Betori: "Ripensiamo le parrocchie"

La relazione del cardinale al convegno dei nuovi vescovi di Roma

Il cardinale Betori (New Press Photo)

Il cardinale Betori (New Press Photo)

Firenze, 17 settembre 2014 - Moltiplicazione individuale della comunicazione, vite che corrono e altre che diventano improvvisamente periferiche. Stati più deboli che faticano a ripensarsi nel nuovo millennio. Ci sono oggi, in un contesto di forte mobilità sociale, altri modi con cui dare forma all’esperienza cristiana più efficaci e attuali della parrocchia? Si tratta piuttosto di ripensare la parrocchia – ha detto martedì 16 settembre il card. Giuseppe Betori un intervento sul tema, a Roma, al Convegno dei Nuovi Vescovi. La parrocchia salvaguarda la dimensione territoriale, ma vive la tentazione di due derive: da una parte diventare una comunità “autoreferenziale”, dall'altra una sorta di “centro di servizi religiosi”.

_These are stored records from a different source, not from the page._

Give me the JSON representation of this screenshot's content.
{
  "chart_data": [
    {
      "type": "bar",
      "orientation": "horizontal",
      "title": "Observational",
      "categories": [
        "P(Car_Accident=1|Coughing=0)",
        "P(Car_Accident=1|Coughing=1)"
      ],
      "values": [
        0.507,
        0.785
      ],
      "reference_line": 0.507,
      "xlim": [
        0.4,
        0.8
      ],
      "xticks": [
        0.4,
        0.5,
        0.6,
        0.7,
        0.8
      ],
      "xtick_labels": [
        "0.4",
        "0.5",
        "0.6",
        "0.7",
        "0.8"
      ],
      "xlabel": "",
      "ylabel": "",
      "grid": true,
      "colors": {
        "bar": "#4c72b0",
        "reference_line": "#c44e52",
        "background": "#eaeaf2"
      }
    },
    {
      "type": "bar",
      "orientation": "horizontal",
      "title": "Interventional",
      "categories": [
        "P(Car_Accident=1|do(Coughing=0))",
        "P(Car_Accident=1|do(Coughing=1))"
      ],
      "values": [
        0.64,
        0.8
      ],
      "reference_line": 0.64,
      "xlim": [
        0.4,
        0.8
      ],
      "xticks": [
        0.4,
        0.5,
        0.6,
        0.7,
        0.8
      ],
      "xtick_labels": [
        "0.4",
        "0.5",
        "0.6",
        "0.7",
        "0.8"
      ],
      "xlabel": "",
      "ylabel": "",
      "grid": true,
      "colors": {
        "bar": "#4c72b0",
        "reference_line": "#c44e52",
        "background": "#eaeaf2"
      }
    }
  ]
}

Se ne esce orientandosi completamente verso la missione, con attenzione ad attivare processi e non a occupare spazi di potere, “prendendo l'iniziativa” per aprirsi al popolo: farsi carico “delle persone nella loro singolarità, prendersi cura dei poveri, essere disposti a collaborare con altri soggetti sociali e con le istituzioni, infine essere capaci di promuovere cultura nel nostro tempo”. Bisogna cogliere il respiro e l'affanno di un tempo nuovo, di grande mobilità e provvisorietà, caratterizzata da una comunicazione larga e compulsiva, in cui c'è tuttavia bisogno di riferimenti stabili.

Dunque si apre una prospettiva di “integrazione”, che risponde anzitutto all’impossibilità della singola parrocchia di “presidiare tutte le 'frontiere' e le 'periferie', sociali e culturali, in cui oggi si distribuisce l’esperienza delle persone”; risponde anche all’esigenza di superare la figura di un parroco che “occupa tutti gli spazi della pastorale, appiattendo le esigenze e le diversità”. C'è un elemento da non sottovalutare: rispetto alle esigenze ci sono meno parroci. Ripensarsi, allora, in funzione di numeri più contenuti di preti, “la cui presenza va articolata su territori più vasti, in connessione tra di loro e aperti a dare spazi adeguati alla presenza di altre soggettività ecclesiali, sia personali (laici e membri di istituti di vita consacrata), sia comunionali (aggregazioni laicali e famiglie religiose)”.